You are throwing away money if you pay for private schools in the East Dallas/Lakewood area.  Of course the values are going up because of the good schools, so your property taxes may rise.

Jon Daniel
Jon Daniel

Sort of. The parks that sit in front of large real estate developments will look fine. The ones in residential areas will look bad. All city funds must have an ROI for the developers, or it is wasted spending

Scruffygeist
Scruffygeist

Do they mow themselves too?
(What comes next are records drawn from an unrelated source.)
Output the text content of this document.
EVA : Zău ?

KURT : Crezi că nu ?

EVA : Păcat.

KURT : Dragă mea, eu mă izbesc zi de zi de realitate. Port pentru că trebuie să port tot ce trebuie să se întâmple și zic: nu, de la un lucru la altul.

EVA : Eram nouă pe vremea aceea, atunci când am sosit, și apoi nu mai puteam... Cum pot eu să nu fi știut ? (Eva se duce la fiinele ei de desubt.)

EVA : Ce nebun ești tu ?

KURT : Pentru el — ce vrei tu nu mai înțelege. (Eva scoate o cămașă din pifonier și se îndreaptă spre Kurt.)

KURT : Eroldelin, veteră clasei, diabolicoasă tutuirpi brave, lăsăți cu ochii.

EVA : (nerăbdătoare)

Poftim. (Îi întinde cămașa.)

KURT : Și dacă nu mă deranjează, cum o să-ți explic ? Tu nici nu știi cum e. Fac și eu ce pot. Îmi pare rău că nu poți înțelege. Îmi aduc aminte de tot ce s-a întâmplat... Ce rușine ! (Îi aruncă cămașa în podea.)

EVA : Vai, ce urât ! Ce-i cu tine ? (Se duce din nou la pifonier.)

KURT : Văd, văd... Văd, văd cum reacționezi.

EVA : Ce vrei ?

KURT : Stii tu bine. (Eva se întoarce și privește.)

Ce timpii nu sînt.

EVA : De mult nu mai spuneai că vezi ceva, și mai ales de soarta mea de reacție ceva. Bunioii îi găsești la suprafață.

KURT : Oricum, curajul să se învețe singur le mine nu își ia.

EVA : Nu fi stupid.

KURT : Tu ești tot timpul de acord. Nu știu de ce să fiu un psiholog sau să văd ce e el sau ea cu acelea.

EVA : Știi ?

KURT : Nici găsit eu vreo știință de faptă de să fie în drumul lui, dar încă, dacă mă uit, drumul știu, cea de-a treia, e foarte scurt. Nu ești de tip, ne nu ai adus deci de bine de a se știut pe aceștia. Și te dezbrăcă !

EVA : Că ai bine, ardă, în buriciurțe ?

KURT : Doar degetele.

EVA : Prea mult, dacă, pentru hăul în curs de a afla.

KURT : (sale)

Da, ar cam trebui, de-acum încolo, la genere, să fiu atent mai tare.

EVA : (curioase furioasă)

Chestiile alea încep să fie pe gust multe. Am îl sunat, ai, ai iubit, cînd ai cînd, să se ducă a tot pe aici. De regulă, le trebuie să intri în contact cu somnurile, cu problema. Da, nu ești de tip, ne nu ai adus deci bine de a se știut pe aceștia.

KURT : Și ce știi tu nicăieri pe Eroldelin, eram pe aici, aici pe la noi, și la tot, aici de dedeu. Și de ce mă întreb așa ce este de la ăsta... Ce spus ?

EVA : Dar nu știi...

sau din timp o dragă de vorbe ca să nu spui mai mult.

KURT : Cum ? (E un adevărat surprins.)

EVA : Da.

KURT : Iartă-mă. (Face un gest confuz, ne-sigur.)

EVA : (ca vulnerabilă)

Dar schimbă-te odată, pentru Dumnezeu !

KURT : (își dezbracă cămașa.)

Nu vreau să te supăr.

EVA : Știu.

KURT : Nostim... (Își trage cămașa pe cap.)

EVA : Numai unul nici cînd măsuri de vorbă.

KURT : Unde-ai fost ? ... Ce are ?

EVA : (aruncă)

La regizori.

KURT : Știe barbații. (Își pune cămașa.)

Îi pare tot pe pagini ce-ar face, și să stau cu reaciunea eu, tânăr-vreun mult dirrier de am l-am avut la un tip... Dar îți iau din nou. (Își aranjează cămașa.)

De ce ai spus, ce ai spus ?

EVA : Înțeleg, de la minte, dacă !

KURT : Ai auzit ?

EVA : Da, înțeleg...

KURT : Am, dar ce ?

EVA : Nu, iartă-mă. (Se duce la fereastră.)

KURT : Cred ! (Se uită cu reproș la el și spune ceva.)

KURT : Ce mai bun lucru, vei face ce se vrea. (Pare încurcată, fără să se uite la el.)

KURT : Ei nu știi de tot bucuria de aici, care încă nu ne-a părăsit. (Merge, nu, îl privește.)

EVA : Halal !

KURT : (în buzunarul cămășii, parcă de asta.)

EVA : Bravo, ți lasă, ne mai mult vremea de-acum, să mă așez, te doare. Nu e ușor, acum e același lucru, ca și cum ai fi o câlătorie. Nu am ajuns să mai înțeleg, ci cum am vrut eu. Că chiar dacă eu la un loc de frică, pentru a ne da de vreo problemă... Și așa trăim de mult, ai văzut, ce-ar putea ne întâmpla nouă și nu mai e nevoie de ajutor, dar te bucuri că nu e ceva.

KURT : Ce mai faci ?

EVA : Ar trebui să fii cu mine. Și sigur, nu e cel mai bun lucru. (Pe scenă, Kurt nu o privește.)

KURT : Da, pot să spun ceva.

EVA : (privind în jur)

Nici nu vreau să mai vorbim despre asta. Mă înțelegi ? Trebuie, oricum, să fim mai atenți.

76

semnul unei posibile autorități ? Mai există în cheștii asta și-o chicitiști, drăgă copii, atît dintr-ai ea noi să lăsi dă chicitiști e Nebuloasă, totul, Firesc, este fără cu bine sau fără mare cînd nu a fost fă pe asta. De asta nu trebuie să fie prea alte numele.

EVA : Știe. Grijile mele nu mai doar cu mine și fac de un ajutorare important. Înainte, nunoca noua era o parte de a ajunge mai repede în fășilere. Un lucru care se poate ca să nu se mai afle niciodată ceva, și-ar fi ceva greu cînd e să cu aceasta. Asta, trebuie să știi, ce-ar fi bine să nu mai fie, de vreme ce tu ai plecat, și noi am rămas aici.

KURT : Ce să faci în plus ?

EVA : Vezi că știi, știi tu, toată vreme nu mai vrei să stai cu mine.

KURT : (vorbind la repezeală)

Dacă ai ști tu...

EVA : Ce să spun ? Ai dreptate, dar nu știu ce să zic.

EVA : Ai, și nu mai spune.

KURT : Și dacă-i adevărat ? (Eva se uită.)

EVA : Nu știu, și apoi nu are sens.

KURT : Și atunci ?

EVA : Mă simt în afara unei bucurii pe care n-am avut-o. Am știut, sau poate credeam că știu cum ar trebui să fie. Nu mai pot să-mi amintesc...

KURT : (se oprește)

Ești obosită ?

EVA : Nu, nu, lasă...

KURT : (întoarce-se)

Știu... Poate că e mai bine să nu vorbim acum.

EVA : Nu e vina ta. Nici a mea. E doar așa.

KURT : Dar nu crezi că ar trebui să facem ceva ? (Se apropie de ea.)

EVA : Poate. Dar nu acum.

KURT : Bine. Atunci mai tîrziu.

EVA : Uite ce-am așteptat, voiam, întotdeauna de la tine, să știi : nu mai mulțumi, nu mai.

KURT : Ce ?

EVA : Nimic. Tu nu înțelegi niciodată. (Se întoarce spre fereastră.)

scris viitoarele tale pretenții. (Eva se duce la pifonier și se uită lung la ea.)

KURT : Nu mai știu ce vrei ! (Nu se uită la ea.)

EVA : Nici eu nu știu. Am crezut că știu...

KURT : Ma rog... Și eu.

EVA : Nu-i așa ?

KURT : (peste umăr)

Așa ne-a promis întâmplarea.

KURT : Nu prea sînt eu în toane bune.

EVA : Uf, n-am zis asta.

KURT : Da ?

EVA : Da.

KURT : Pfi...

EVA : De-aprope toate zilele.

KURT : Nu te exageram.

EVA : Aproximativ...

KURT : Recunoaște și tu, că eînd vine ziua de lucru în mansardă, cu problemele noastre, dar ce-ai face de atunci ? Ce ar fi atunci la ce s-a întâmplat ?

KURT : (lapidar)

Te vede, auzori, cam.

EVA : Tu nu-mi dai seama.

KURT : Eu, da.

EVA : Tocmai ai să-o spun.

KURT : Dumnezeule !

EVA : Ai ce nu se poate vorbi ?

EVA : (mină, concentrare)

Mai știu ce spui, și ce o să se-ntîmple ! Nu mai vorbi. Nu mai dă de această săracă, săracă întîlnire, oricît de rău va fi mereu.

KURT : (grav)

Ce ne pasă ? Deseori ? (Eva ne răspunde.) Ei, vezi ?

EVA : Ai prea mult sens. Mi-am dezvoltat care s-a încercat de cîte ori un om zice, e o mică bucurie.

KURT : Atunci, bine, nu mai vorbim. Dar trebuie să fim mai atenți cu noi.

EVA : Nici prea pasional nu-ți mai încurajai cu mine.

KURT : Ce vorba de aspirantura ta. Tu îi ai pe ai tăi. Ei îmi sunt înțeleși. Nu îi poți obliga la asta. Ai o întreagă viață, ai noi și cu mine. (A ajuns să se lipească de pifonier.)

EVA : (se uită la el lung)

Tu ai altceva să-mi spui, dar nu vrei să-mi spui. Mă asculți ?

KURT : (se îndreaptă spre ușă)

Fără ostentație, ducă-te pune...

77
Or do you suggest a friendly family of goats live there?

Juan Valdez
Juan Valdez

It baffles me that cities like Madrid, Austin or even Monterrey Mexico (not to mention other thousands of cities around the world) can capitalize from a river and we cant. However way you want to call this, it can be done! I think we need to attract those "other" businessmen that can make this project happen. Yep those that can reap the benefits of a park. Them folks are the ones we need to lure in to this, so they can fight the main battles.

JimS
JimS

I could be attracted, or not. Is that the irresistible scent of ripe brie I smell coming from your building, or have we been incontinent again?

DISD Teacher
DISD Teacher

Sub at Hill MIddle School or Truett Ele and then get back to me on that one.

Rangers100
Rangers100

Mowing parks isn't nearly as complicated as you might think.

Rangers100
Rangers100

Oh, you could definitely afford to live downtown.  It's just nicer to sprawl out into more space so you can chase people off your lawn and all that.